Oh, no, my dear doctor, I am adding to the detritus,
as when watching an infomercial at three in the morning, and a woman
has cured herself of a horrible disease with a ten-point program:
eating organic and drinking more water, yoga, fresh air,
but the one that really throws me is to forgive everyone
who has ever done me wrong, which I know is right but so very hard to do,
and I go through all my enemies and wish them well,
but that's not the same as forgiving them, because wishing them well
is in the future whereas forgiveness is anchored in the past,
which is a continent of jungles, the Gobi Desert, and London bombed
by the blitz, or so I'm thinking while walking in Rome,
and we pass a shop of gowns so frothy and pink that wearing them
would transfer you to another plane of existence,
as in a few days when a tsunami will rage through the Indian Ocean,
and Katrina is in the offing, but of all the gods, Jehovah
must sometimes show his wrath, for he is a jealous god,
as is Shiva stirring up his mayhem in the waters of Earth,
but I'm walking down the street of divine love,
Il Vincolo del Amore Divnino, and I want a God
big enough to love those who don't believe in him,
because isn't it enough just to walk this world
with its psychedelic wah wah, its lightning storms and squalor,
Paris and Calcutta, so I'm walking down the street of divine love,
listening to Son House sing “John the Revelator”—Who's that writing?
John the Revelator.

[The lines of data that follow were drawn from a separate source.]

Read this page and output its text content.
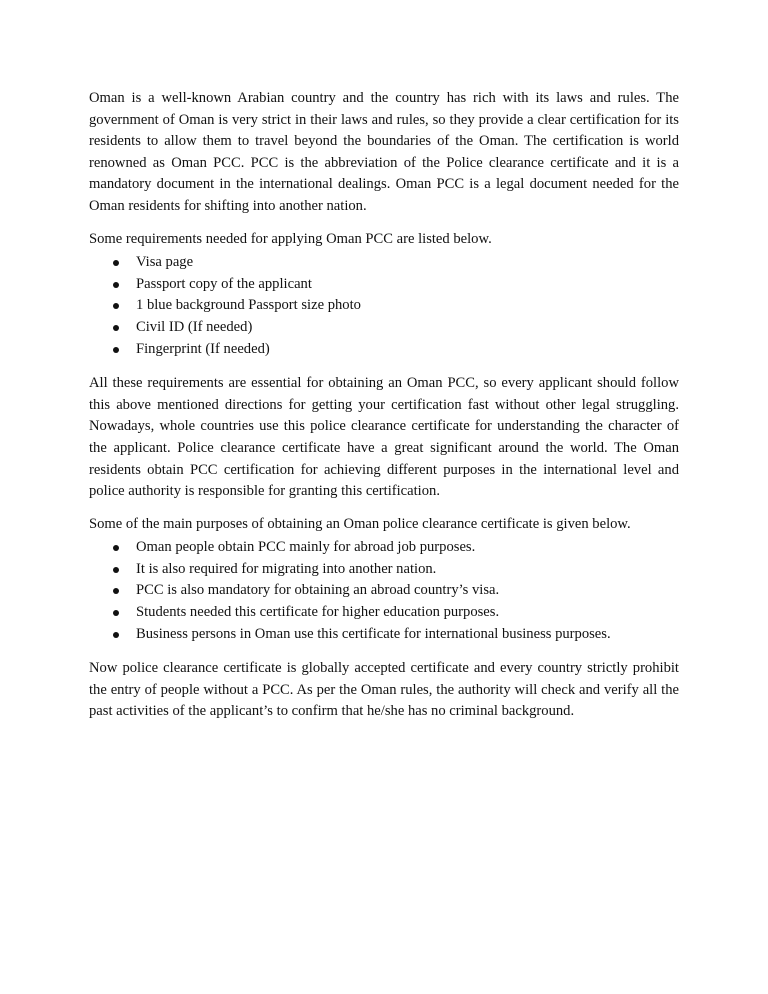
Oman is a well-known Arabian country and the country has rich with its laws and rules. The government of Oman is very strict in their laws and rules, so they provide a clear certification for its residents to allow them to travel beyond the boundaries of the Oman. The certification is world renowned as Oman PCC. PCC is the abbreviation of the Police clearance certificate and it is a mandatory document in the international dealings. Oman PCC is a legal document needed for the Oman residents for shifting into another nation.

Some requirements needed for applying Oman PCC are listed below.

Visa page
Passport copy of the applicant
1 blue background Passport size photo
Civil ID (If needed)
Fingerprint (If needed)

All these requirements are essential for obtaining an Oman PCC, so every applicant should follow this above mentioned directions for getting your certification fast without other legal struggling. Nowadays, whole countries use this police clearance certificate for understanding the character of the applicant. Police clearance certificate have a great significant around the world. The Oman residents obtain PCC certification for achieving different purposes in the international level and police authority is responsible for granting this certification.

Some of the main purposes of obtaining an Oman police clearance certificate is given below.

Oman people obtain PCC mainly for abroad job purposes.
It is also required for migrating into another nation.
PCC is also mandatory for obtaining an abroad country’s visa.
Students needed this certificate for higher education purposes.
Business persons in Oman use this certificate for international business purposes.

Now police clearance certificate is globally accepted certificate and every country strictly prohibit the entry of people without a PCC. As per the Oman rules, the authority will check and verify all the past activities of the applicant’s to confirm that he/she has no criminal background.
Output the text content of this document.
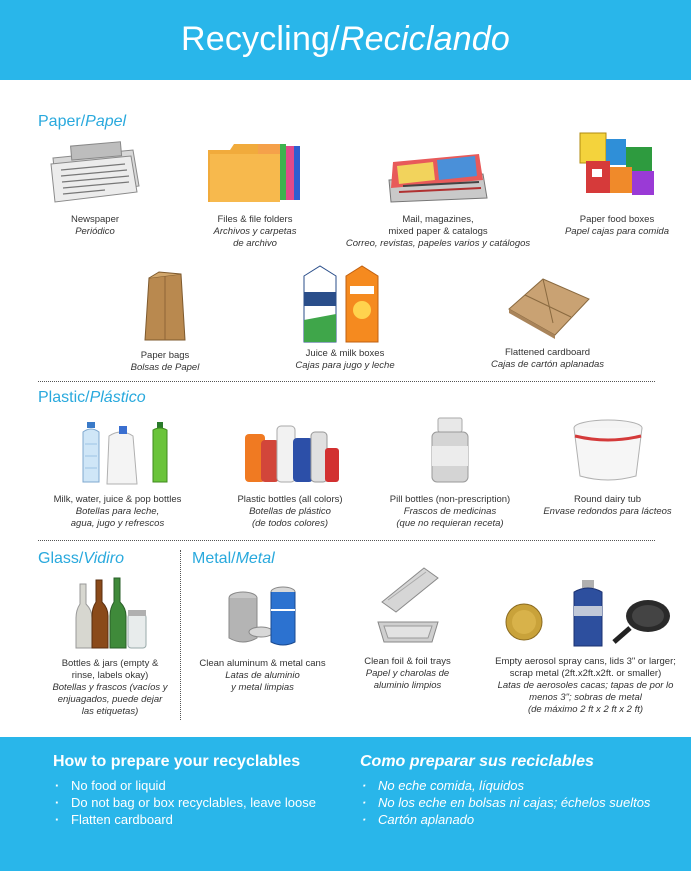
Recycling/Reciclando
Paper/Papel
Newspaper
Periódico
Files & file folders
Archivos y carpetas
de archivo
Mail, magazines,
mixed paper & catalogs
Correo, revistas, papeles varios y catálogos
Paper food boxes
Papel cajas para comida
Paper bags
Bolsas de Papel
Juice & milk boxes
Cajas para jugo y leche
Flattened cardboard
Cajas de cartón aplanadas
Plastic/Plástico
Milk, water, juice & pop bottles
Botellas para leche,
agua, jugo y refrescos
Plastic bottles (all colors)
Botellas de plástico
(de todos colores)
Pill bottles (non-prescription)
Frascos de medicinas
(que no requieran receta)
Round dairy tub
Envase redondos para lácteos
Glass/Vidiro
Bottles & jars (empty &
rinse, labels okay)
Botellas y frascos (vacíos y
enjuagados, puede dejar
las etiquetas)
Metal/Metal
Clean aluminum & metal cans
Latas de aluminio
y metal limpias
Clean foil & foil trays
Papel y charolas de
aluminio limpios
Empty aerosol spray cans, lids 3" or larger;
scrap metal (2ft.x2ft.x2ft. or smaller)
Latas de aerosoles cacas; tapas de por lo
menos 3"; sobras de metal
(de máximo 2 ft x 2 ft x 2 ft)
How to prepare your recyclables
· No food or liquid
· Do not bag or box recyclables, leave loose
· Flatten cardboard
Como preparar sus reciclables
· No eche comida, líquidos
· No los eche en bolsas ni cajas; échelos sueltos
· Cartón aplanado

Who's that writing? It's Rimbaud
on his drunken boat, Noah railing on his ark, the Emperor Domitian
staging naval battles in the flooded Piazza Navona,
and yesterday I saw Caravaggio's St. Matthew and the Angel,
the otherworldly creature dipping down to tap
the former tax collector on his noggin with some divine inspiration.
Where is my angel? For I'm on the street of divine love,
and if this pavement isn't God, then I have nothing to pin my hopes on
like a big orchid corsage before the senior prom, so I am walking,
with the Visigoths rampaging through Rome, gli fascisti
being harangued by Mussolini, popes lining up like Barbie dolls
on Bernini's loggia, Severn burying his friend out by the pyramid
beyond Rome's walls, where some ragged bird is perched
on a palm tree, singing his heart out for everyone walking alone
through the alleys and fields of this broken night on Earth.